I am going to buy a snack cake when I get off work today. Or snack cakes. I haven’t had one in over two months and I have been on this new weight loss program thingy going on seven weeks now, so…
It just hasn’t seemed right, you know, having even one cake, since I started this weight loss, diabetes prevention program. It’s like cheating. It’s self defeating. It’s paving the way for my own failure. Counterproductive. Hypocritical.
Gluttonous.
I have been good for six weeks, though, except for the occasional soda. Potato chip. Gummy bear. There was that chicken sandwich form McDonald’s two weeks ago. The Filet-O-Fish last week. I have not had a cheat day. I have had a cheat meal, every now and then. The Transform program encourages it, kind of. The literature says, wisely, that we are more prone to fail the program if it is too strict, if we do not allow ourselves a little breathing space to eat the foods we love that aren’t as healthy as the foods recommended by the program.

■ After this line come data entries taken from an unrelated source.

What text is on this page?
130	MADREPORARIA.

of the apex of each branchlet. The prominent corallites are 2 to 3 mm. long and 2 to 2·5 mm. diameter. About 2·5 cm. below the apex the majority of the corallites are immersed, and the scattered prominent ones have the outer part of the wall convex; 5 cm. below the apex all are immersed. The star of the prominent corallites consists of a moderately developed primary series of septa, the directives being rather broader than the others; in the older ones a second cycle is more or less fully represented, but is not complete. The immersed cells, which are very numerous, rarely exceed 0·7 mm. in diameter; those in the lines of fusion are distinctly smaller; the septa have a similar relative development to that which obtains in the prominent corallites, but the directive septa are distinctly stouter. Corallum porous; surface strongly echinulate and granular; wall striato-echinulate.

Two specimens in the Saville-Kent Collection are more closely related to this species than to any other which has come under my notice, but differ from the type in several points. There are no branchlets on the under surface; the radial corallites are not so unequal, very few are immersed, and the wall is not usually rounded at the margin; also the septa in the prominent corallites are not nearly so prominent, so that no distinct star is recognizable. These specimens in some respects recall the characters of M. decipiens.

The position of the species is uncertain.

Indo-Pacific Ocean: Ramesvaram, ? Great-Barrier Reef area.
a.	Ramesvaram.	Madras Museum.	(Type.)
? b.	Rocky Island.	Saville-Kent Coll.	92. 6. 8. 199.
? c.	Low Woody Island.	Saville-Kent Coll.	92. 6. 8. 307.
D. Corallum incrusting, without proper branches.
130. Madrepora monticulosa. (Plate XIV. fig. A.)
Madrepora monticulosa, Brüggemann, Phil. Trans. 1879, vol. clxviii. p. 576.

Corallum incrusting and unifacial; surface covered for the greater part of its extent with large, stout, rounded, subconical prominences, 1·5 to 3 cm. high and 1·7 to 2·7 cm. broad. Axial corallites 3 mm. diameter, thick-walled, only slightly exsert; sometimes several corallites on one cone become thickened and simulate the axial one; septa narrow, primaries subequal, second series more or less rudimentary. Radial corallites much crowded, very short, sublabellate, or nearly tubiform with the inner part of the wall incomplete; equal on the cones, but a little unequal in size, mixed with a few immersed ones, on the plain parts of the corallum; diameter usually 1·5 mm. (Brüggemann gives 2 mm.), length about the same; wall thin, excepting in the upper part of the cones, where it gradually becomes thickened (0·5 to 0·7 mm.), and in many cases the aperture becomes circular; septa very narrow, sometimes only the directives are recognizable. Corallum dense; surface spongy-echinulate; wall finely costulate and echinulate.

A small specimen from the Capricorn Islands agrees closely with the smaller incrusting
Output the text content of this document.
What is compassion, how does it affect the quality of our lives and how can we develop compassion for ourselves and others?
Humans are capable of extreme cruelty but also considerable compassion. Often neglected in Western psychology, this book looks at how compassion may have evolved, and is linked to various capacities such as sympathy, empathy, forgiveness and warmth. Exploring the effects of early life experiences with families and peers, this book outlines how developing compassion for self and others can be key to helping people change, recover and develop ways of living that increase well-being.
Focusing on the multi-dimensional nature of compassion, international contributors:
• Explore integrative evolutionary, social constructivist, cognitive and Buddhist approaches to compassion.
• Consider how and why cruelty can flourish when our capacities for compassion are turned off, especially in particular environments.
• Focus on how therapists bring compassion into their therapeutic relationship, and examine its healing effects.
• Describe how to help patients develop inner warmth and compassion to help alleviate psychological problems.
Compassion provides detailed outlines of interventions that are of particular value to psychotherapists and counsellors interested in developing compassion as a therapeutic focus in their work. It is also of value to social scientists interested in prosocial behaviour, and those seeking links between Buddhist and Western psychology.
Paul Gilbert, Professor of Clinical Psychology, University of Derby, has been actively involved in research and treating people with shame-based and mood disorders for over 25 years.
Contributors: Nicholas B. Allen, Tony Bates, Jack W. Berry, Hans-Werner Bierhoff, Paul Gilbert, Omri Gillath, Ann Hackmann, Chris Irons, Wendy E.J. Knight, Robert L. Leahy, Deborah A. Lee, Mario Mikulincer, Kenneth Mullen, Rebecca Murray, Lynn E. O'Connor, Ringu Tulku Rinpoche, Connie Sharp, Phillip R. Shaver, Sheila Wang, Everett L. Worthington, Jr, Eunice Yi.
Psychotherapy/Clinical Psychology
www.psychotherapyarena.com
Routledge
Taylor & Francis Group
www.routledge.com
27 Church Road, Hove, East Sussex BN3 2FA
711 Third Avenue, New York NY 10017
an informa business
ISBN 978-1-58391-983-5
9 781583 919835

But, I am human, and I decided to cut snack cakes out of my life forever. Fruit pies. Coffee cake. Nutty Bars. Brownies. Miniature pecan pies. Sandwich cookies (which are cookies, not cakes, but they are interchangeable for me). Little donuts. Donuts? Real donuts? The kind made in donut shops, in little kitchens behind the counter, so fluffy and flaky and cakey and sweet, they make store-bought donuts taste like they were made on an assembly line? Out? I guess so, but they will make an appearance in a cheat meal. Honey buns? Out, along with white sugar, white bread, white rice (except for basmati rice, which I can’t give up), and white flour. White potatoes were supposed to be the work of the devil too, but that was one ask too many and I have already rebelled. You have to resist tyranny wherever you find it.
And, i have paid. Quitting bakery snacks is like quitting smoking, which I have done, twice, three times, maybe four, before I succeeded. I crave them night and day, and especially as certain significant moments. Like when I am having coffee, in the morning, or as a morning snack during my break at work. That was a high cigarette-craving time, as well. I always had a cigarette with my coffee, whenever I had a cup. They were inseparable. I would smoke a cigarette without coffee, but I wouldn’t drink a cup of coffee without a cigarette.
Then I stopped smoking. And that’s when I started having a snack with my coffee. Three or four sandwich cookies. Three oatmeal and raisin cigarettes from Walmart. Walkers shortbread cookies. A honey bun. Coffee cake. This amazing cinnamon they sell at the coffee shop at my job; I never bought one without a cup of coffee.
Maybe that is why it was so hard to quit smoking. I kept drinking coffee and missing the rituals and pleasures that came with it. A cigarette and coffee is an amazingly satisfying combination.
Quitting snack cakes is almost painful. It’s not just the withdrawal. It’s the deprivation. It’s the removal of one more (unhealthy) pleasure in my life. But, unlike cigarettes, it is safe to return to, one in a while.
And the craving is getting ridiculous. I am seeing little dunkable coffee cakes in front of me, faintly, as I walk down the hall. Seven weeks.
I’ll go tot he drugstore on my way home and try to buy just one honey bun. Two honey buns means two cups of coffee. So, just one honey bun. Every two or three weeks.